's Morgens en 's middags naar school. Tussen de middag naar huis lopen om een boterham te eten. We moesten toen wel op tijd terug zijn. Horloges hadden we niet, zodat ik op nummer 96 waar Henk Servais woonde, tegen de regenpijp kon klimmen om op de torenklok op het Kastanjeplein te zien, hoe laat het was. Op woensdagmiddag waren we vrij en dan gingen we meestal eerst naar de spoordijk. Op de plek, waar nu de Platanenweg is, was een grote plas. Daarop gingen we op een deur vlotje varen (en menig nat pak halen). Vervolgens gingen we de dijk af en vlak voor de tunnel was een geheime plek. Dit was een opening in de muur bij de tunnel. Daar waren meerdere holle ruimtes. Vlak na de oorlog hebben we nog wat oorlogsmateriaal gevonden. Ik hoorde, dat er een lijk van een Duitser gelegen had, maar zeker weten doe ik het niet. 's Zomers gingen we baden in de sloot, die langs de spoordijk liep, maar dat ging niet van harte, omdat er bloedzuigers in zaten! Dan had je de weg naar de Grensstraat. Op de hoek stond vroeger een gazeusefabriek en aan de voorzijde liep een regenpijp met afvalwater, maar die was zo stuk geroest, dat er grote gaten in zaten. Er kwamen dan glazen knikkers mee van de gazeuseflesjes.

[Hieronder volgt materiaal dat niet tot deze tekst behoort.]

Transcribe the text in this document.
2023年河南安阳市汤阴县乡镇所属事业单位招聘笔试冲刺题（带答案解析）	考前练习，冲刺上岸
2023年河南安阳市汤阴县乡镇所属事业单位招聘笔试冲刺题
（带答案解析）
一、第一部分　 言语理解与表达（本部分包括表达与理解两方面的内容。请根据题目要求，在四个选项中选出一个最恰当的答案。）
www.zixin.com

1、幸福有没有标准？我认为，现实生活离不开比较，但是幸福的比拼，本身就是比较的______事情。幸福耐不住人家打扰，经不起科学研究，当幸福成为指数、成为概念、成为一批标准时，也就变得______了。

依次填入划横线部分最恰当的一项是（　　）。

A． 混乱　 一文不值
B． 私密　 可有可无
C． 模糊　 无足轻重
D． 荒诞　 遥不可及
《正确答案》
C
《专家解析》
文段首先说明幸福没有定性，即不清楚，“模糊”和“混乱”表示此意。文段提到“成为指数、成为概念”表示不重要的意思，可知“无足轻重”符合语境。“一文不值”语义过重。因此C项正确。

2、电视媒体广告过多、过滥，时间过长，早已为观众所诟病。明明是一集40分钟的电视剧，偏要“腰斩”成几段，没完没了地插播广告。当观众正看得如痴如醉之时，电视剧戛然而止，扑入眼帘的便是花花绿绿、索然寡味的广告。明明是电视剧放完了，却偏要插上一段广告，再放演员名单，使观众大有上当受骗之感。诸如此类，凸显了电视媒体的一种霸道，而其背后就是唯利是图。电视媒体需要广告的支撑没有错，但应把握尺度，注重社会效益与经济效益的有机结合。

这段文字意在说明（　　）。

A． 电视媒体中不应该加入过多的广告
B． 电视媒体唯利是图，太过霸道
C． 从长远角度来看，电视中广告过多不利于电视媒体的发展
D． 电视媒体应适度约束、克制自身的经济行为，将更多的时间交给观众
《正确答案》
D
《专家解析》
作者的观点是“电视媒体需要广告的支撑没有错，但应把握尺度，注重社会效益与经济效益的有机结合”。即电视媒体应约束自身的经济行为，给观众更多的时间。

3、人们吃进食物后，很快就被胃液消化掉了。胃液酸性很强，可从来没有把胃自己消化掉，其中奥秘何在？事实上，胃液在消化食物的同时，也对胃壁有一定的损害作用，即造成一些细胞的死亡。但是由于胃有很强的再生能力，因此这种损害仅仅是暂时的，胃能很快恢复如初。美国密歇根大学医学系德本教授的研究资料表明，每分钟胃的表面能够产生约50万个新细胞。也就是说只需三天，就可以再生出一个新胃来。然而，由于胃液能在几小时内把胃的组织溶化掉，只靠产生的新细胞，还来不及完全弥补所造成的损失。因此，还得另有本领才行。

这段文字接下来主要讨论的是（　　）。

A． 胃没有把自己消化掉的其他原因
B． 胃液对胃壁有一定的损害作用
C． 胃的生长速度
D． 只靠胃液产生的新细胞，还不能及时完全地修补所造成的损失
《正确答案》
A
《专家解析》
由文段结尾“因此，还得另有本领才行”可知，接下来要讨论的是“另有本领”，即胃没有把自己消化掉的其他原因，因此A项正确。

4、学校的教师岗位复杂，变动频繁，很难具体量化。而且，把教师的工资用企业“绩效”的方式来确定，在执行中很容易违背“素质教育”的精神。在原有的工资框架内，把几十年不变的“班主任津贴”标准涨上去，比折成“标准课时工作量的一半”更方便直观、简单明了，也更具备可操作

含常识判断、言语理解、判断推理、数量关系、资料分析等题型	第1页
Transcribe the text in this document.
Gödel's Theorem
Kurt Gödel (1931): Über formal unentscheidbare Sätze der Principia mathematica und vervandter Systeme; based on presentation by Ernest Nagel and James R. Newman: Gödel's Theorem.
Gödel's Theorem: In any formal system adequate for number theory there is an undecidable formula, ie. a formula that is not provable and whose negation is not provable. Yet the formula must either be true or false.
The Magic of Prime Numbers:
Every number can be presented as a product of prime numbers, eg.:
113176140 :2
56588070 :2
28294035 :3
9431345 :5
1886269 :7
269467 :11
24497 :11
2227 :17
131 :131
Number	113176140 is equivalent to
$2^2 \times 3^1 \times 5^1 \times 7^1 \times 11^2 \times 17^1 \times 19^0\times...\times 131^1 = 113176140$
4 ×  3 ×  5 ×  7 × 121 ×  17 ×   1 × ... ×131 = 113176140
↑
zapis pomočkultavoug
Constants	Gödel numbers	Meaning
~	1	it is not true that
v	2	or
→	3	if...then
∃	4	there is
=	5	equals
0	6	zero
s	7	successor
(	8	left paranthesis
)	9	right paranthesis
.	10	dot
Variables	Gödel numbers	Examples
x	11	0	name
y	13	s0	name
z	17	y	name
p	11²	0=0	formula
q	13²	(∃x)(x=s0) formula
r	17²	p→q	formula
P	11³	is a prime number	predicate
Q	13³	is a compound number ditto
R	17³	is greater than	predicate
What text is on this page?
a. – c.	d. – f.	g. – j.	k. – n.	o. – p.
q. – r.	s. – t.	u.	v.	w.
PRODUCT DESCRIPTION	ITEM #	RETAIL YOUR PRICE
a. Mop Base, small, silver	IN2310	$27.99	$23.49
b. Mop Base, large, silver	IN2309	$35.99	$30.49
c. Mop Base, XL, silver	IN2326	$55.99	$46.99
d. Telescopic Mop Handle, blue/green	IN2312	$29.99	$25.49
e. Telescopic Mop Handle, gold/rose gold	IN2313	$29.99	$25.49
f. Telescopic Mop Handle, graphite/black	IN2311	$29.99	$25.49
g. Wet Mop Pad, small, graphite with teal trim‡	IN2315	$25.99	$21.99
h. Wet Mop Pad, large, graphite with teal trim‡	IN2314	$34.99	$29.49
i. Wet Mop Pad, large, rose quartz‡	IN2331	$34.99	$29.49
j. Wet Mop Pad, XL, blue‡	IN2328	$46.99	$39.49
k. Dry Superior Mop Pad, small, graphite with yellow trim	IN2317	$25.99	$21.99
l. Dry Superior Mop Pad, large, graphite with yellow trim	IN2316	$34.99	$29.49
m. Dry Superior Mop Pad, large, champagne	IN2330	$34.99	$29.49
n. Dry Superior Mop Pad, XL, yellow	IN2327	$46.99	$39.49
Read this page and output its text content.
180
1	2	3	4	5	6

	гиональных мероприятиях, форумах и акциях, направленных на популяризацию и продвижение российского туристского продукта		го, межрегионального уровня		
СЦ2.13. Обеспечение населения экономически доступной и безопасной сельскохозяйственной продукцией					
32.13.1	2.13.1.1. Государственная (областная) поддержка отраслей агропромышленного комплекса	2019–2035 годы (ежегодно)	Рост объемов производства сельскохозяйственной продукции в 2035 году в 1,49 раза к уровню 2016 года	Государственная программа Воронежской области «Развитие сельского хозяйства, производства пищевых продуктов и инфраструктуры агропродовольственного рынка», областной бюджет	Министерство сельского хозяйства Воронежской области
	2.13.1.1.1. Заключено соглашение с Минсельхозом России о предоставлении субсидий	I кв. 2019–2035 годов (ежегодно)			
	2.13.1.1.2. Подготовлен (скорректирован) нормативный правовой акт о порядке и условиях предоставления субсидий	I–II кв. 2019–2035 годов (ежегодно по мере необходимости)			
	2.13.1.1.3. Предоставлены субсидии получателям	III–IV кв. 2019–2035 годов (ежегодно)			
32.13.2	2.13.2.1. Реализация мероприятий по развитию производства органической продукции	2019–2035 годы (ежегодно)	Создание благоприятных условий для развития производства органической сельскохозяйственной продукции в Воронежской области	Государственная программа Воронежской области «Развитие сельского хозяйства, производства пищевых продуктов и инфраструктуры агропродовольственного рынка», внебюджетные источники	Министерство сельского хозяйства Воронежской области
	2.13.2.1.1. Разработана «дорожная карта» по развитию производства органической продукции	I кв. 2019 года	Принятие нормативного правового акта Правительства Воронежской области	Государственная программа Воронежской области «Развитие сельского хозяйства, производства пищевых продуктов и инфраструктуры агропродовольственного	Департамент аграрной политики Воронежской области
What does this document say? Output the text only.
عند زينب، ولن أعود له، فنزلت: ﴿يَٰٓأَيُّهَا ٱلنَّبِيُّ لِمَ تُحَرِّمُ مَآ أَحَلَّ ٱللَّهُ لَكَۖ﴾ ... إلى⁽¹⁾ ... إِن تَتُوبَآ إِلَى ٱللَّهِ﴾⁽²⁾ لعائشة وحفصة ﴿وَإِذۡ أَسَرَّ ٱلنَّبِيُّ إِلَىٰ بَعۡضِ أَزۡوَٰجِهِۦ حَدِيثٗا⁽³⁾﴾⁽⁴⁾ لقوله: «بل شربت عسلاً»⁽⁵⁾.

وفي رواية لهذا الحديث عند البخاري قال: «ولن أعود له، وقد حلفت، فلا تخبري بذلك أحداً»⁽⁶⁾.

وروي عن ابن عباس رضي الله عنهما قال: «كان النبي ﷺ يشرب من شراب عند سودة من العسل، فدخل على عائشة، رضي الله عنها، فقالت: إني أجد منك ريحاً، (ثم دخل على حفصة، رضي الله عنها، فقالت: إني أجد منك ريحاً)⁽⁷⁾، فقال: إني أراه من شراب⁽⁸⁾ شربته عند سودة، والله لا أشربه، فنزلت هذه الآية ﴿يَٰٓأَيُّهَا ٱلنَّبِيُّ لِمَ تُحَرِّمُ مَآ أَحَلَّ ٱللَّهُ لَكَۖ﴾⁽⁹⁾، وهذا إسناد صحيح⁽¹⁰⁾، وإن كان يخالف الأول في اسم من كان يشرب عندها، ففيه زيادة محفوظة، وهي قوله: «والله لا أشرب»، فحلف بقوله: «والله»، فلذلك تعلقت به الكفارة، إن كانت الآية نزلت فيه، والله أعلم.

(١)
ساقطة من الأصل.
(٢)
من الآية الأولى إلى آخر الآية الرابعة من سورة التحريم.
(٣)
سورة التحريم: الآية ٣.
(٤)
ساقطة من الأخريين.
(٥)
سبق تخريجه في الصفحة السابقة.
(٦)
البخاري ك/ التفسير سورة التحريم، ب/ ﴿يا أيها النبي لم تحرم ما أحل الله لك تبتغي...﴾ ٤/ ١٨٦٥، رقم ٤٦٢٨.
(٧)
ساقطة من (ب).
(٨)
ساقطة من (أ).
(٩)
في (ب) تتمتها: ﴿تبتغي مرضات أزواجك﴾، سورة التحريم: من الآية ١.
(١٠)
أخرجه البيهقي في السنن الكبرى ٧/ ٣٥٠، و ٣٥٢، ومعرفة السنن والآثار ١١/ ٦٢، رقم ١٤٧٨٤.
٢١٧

De 3e Oosterparkstraat was nog erg leeg. Toen was het zelfs nog mogelijk om een automobilist te vragen of hij zijn auto 100 meter verderop wilde parkeren, daar wij de putten als honk gebruikten en er dan balspellen gedaan werden. Wat ook leuk was: het gorren. Een knikkerspel met een grote lojen daai (loden bal). Wie het verst zijn positie koos, mocht het eerst gooien. Soms wel vlakbij het Beukenplein. De knikkers, die (gerekend van het trottoir) gegooid werden, waren dan het eigendom van de werper. De jongens, die het eerst van school gingen, werden b.v. slagersjongen en verdienden al wat. Dan kon je wel een keer naar de bioscoop gaan. In de Linnaeusstraat was de National, op de Middenweg de Bio en in de van Swindenstraat het Van Swinden Theater. Verder had je nog de Odeon tegenover de Funenmolen, waar nu Houtsma in zit. Had je honger, dan ging je naar de eerste patatkraam op de Polderweg. Mayonaise was nog niet in beeld. Het was altijd piccalilly.
Op zondag was het ook altijd leuk. Moest je niet voetballen, dan ging je lopen van de 3e Oosterparkstraat naar de Benkoelenstraat waar ik mijn oom Jan ophaalde. Samen liepen we dan naar het Centraal Station, gingen met de pont over en aten daar onze boterham op. Daarna weer terug.Het leven was eenvoudig, maar waard om te genieten.